By delivering the word, Grace spared my mother an adult interruption, dispensing with the need for her daughter's rescue -- aid that she would have appreciated but would have also been embarrassed by.
My mother has Alzheimer's disease -- and with the having ironically comes a seemingly endless string of losses: loss of words, loss of memories, loss of recognition and worst of all, a loss of independence. Of all my mother's attributes, independence has always been the most fiercely and defensively guarded.
"Mama, what's that brown bird called that we saw the other day?" Grace asks, pulling me from my thoughts. I'm struck by how profoundly unchildlike her question seems, with its perfect timing and uncanny delivery. But at 7, she is incapable of contrivance, which makes her innocent query all the more profound in its reassurance to her grandmother, and to me, that everyone needs help remembering things now and then.
"Road runner," I say and I smile as they carry on their suburban wildlife conversation while I struggle to fight the tears welling up in my eyes.
At bedtime, Grace delivers another innocent question that's harder to answer, "Mama, is Mimi crazy?"
I push down a knee-jerk urge to reprimand her for using such an unkind word. Instead I ask what she means by "crazy."
"Well, she says things that don't make sense sometimes. And she asks me the same question over and over but I can tell it's not a joke," she replies.

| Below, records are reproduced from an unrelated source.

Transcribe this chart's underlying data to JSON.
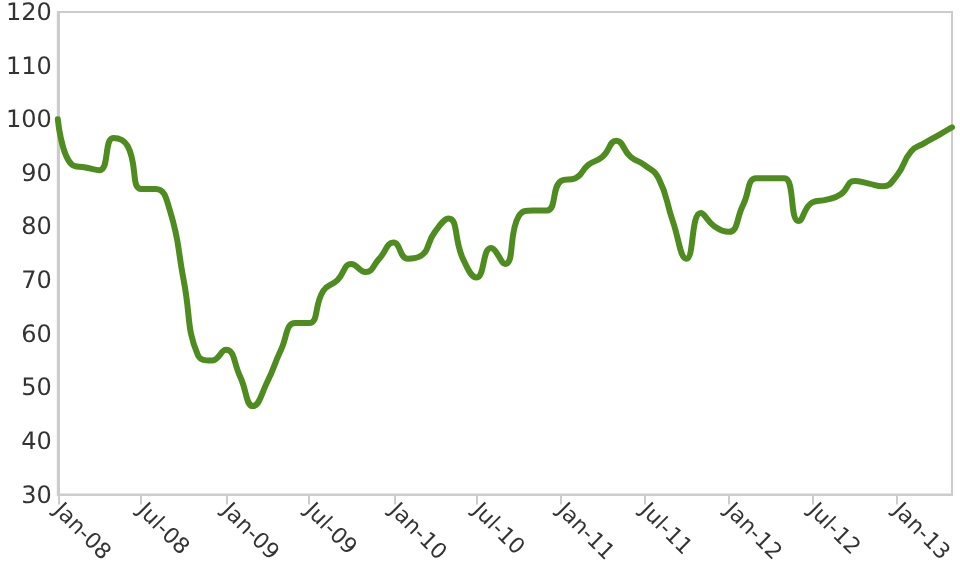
{
  "chart_data": {
    "type": "line",
    "x": [
      "2008-01",
      "2008-02",
      "2008-03",
      "2008-04",
      "2008-05",
      "2008-06",
      "2008-07",
      "2008-08",
      "2008-09",
      "2008-10",
      "2008-11",
      "2008-12",
      "2009-01",
      "2009-02",
      "2009-03",
      "2009-04",
      "2009-05",
      "2009-06",
      "2009-07",
      "2009-08",
      "2009-09",
      "2009-10",
      "2009-11",
      "2009-12",
      "2010-01",
      "2010-02",
      "2010-03",
      "2010-04",
      "2010-05",
      "2010-06",
      "2010-07",
      "2010-08",
      "2010-09",
      "2010-10",
      "2010-11",
      "2010-12",
      "2011-01",
      "2011-02",
      "2011-03",
      "2011-04",
      "2011-05",
      "2011-06",
      "2011-07",
      "2011-08",
      "2011-09",
      "2011-10",
      "2011-11",
      "2011-12",
      "2012-01",
      "2012-02",
      "2012-03",
      "2012-04",
      "2012-05",
      "2012-06",
      "2012-07",
      "2012-08",
      "2012-09",
      "2012-10",
      "2012-11",
      "2012-12",
      "2013-01",
      "2013-02",
      "2013-03",
      "2013-04",
      "2013-05"
    ],
    "series": [
      {
        "color": "#4e8c1f",
        "values": [
          100,
          91.5,
          91,
          90.5,
          96.5,
          95,
          87,
          87,
          83,
          70,
          56,
          55,
          57,
          52,
          46.5,
          51,
          57,
          62,
          62,
          68,
          70,
          73,
          71.5,
          74,
          77,
          74,
          74.5,
          79,
          81.5,
          74,
          70.5,
          76,
          73,
          82,
          83,
          83,
          88.5,
          89,
          91.5,
          93,
          96,
          93,
          91.5,
          89,
          81,
          74,
          82.5,
          80,
          79,
          84,
          89,
          89,
          89,
          81,
          84.5,
          85,
          86,
          88.5,
          88,
          87.5,
          89.5,
          94,
          95.5,
          97,
          98.5
        ]
      }
    ],
    "xlim": [
      "2008-01",
      "2013-05"
    ],
    "xticks": [
      {
        "value": "2008-01",
        "label": "Jan-08"
      },
      {
        "value": "2008-07",
        "label": "Jul-08"
      },
      {
        "value": "2009-01",
        "label": "Jan-09"
      },
      {
        "value": "2009-07",
        "label": "Jul-09"
      },
      {
        "value": "2010-01",
        "label": "Jan-10"
      },
      {
        "value": "2010-07",
        "label": "Jul-10"
      },
      {
        "value": "2011-01",
        "label": "Jan-11"
      },
      {
        "value": "2011-07",
        "label": "Jul-11"
      },
      {
        "value": "2012-01",
        "label": "Jan-12"
      },
      {
        "value": "2012-07",
        "label": "Jul-12"
      },
      {
        "value": "2013-01",
        "label": "Jan-13"
      }
    ],
    "ylim": [
      30,
      120
    ],
    "yticks": [
      30,
      40,
      50,
      60,
      70,
      80,
      90,
      100,
      110,
      120
    ],
    "grid": false,
    "marker": "none",
    "line_style": "solid"
  }
}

We talked about Alzheimer's with Grace when my mother was first diagnosed so I remind her of the "disease that affects Mimi's brain" and how it's easy for her to be confused -- but how that's different than crazy.
After Grace is sleeping, I go downstairs and look up "crazy" in the dictionary. Webster's New World defines it as "unsound of mind; insane; foolish; not sensible" and I feel like crying again until I'm reminded of a children's book that my librarian friend recommended. I go online and order Wilfrid Gordon McDonald Partridge by Mem Fox and Julie Vivas.
When it arrives, I'm buoyed by this book about a boy named Wilfrid who lives next door to a retirement home. Hearing that his favorite resident has lost her memory, the boy asks the old folks what a memory is: "Something from long ago"; "Something that makes you laugh;" "Something warm;" Wilfrid ponders the answers, then gathers up memories of his own -- seashells collected last summer, a feathered puppet, a warm egg fresh from the hen -- to give her. In handling Wilfrid's memories, Nancy reclaims and shares some of her own.
The other day I hear Grace and my mom talking again.
"Mimi, see this picture of Chester? It was my mom and dad's dog before I was born but I sometimes think I remember him," she says, showing my mother some pictures in an old album.
"That's OK," my mother says. "Memories are funny like that."